La muestra de fotografía 'Re ad presentare' que los no desconocidos Luigi y Luca presentan en la galería de arte berlinesa Abnormals cuenta ahora sus últimos días; una modesta muestra del trabajo de estos polifacéticos italianos, que no es más que otro pequeño nicho en el breve trabajo de ambos artistas. Ellos consiguen, a través de exposiciones, blogs online o publicaciones, como la revista Dazed & Confused, abrirnos el ojo de la cerradura de su cuarto.
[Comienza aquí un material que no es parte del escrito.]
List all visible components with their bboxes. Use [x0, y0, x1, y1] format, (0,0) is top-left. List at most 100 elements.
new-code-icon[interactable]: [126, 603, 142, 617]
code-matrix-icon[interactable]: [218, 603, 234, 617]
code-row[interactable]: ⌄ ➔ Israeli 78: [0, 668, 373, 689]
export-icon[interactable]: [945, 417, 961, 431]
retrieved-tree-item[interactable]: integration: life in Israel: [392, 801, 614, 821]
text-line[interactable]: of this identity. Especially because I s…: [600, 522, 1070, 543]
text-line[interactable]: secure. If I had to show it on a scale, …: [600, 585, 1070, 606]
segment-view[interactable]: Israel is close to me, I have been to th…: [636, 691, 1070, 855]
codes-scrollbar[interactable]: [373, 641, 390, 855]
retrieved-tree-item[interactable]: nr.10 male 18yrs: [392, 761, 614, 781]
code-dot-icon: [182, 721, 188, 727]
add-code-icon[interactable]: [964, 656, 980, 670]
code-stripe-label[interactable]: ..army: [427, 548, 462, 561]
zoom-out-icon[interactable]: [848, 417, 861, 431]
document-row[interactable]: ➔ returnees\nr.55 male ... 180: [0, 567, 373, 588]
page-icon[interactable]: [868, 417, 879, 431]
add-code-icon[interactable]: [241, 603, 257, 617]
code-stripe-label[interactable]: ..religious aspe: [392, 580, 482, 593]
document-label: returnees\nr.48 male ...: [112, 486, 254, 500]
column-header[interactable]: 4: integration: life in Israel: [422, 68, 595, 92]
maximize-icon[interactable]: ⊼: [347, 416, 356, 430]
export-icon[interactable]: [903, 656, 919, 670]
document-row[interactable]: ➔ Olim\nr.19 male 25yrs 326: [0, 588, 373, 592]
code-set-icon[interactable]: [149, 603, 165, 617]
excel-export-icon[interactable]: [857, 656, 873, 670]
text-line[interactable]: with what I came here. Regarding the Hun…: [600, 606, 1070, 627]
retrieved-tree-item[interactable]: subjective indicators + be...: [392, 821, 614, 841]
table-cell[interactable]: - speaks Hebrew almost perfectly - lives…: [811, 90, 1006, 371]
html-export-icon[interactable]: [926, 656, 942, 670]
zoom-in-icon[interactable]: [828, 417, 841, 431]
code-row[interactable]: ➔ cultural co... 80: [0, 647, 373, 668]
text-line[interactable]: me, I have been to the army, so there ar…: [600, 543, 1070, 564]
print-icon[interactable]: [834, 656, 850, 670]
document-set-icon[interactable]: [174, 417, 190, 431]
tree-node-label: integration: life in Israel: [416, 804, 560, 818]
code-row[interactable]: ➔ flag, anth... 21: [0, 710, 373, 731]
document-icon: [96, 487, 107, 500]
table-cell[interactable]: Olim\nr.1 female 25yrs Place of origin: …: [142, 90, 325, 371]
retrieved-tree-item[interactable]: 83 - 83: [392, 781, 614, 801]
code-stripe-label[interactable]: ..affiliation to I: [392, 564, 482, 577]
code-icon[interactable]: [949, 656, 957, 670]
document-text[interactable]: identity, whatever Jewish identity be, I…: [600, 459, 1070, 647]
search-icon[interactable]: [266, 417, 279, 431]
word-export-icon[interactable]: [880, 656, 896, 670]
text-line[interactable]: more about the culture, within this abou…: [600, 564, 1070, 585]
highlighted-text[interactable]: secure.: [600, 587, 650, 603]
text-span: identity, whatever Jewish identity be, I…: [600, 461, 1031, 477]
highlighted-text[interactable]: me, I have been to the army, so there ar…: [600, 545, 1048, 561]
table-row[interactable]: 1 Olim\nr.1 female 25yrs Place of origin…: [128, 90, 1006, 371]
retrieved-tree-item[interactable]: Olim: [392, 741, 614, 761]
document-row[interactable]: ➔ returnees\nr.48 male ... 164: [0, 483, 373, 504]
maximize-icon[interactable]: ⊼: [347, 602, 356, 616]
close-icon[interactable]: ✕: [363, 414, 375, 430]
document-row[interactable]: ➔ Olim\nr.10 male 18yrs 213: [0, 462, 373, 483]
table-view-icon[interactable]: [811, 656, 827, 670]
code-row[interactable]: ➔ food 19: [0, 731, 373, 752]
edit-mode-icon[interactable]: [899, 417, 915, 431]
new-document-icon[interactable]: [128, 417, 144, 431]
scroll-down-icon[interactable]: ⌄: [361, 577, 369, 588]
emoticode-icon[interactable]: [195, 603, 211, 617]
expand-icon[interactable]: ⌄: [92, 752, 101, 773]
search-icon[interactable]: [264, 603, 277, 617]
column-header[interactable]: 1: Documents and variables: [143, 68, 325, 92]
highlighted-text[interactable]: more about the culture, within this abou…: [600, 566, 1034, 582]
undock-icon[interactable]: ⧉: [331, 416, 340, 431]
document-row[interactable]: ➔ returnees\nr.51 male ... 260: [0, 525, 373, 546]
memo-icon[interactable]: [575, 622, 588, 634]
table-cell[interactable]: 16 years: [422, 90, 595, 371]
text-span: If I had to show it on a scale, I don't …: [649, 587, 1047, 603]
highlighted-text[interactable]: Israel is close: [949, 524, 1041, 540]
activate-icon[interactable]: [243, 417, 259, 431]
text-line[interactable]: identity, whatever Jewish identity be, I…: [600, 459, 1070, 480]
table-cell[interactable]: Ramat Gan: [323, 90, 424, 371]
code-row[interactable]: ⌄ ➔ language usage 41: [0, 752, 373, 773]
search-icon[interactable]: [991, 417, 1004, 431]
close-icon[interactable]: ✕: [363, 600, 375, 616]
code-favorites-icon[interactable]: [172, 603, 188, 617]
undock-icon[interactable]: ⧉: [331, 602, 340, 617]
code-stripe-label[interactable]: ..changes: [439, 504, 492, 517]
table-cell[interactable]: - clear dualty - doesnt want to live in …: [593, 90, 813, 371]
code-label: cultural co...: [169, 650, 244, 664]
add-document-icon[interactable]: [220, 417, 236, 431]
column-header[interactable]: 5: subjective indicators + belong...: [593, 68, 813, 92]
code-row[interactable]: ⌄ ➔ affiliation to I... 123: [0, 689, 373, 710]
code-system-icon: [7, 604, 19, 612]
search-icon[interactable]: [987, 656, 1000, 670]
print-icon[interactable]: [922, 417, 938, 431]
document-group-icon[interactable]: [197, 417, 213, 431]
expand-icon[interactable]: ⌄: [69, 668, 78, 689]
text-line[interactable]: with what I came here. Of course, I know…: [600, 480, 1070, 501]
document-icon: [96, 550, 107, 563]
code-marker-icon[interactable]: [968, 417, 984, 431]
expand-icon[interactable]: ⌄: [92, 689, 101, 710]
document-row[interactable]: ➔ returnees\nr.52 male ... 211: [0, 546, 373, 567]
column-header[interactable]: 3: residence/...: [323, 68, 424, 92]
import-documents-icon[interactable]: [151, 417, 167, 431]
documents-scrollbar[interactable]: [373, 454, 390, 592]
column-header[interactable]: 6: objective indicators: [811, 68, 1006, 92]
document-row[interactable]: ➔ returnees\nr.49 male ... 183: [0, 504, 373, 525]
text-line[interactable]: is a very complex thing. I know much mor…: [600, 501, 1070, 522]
En la pequeña y coqueta sala de exposiciones del centro de Berlín nos esperan un reducido grupo de fotografías digitales impresas sobre un rugoso lienzo que hace que el contraste entre el blanco y negro que las conforma se reduzca hasta empastar las imágenes en un gris que desluce en cierta medida lo que allí se nos muestra. Obviando cuestiones técnicas, podemos ver de cerca un nuevo San Sebastián -venidos de Italia, es justo otorgar permiso a los jóvenes artistas para revisitar la Historia Sagrada- , quien esta vez podrá disfrutar de una buena mamada atado al poste de su martirio, preparado para recibir una lluvia de saetas. No podía tampoco escapárseles la jugosa historia del fratricidio de Caín y Abel o incluso el lavatorio de pies que precedió a la última cena.
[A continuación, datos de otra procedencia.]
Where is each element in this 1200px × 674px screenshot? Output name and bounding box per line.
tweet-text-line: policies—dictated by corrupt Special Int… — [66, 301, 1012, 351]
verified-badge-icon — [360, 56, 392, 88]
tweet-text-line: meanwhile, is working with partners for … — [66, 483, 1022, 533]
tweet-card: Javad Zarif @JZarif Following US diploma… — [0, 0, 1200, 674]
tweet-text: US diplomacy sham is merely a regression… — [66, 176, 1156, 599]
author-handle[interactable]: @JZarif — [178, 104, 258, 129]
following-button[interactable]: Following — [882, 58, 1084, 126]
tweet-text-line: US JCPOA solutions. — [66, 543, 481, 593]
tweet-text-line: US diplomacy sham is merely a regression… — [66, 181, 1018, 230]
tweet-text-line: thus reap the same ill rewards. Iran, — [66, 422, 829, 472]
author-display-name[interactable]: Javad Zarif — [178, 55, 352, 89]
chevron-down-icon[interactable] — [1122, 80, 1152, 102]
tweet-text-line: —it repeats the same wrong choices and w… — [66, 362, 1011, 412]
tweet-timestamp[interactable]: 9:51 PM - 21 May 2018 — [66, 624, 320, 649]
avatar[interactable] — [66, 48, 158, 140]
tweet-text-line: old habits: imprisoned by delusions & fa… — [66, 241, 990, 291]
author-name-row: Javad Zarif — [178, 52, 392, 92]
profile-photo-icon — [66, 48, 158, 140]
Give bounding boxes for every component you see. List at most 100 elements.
A pesar de lo evidente de los temas elegidos por estos artistas, de cuán sencillo es crear versiones simplistas del texto bíblico -que para ello se presta casi como ningún otro- y de cierta homoerótica fácil, como se lee anteriormente en este texto, no es 'Re ad presentare' más que una pequeña parte de la obra de Luigi y Luca, de quienes destaca un bello y delicado desvelo de una intimidad defendida como pública con una voz firme pero susurrante. Ambos proponen una creación en que lo bello no es consumido egoístamente, sino compartido, cobrando consciencia de su valor.
Frecuentes junto con algunos artistas como Gio Black Peter, Salava Mogutin, Brian Kenny o Paco y Manolo, Luigi y Luca conforman parte de un esperanzador panorama artístico en que la homoerótica no suena a ñoño y, sobre todo, no anda reñida con la pornografía.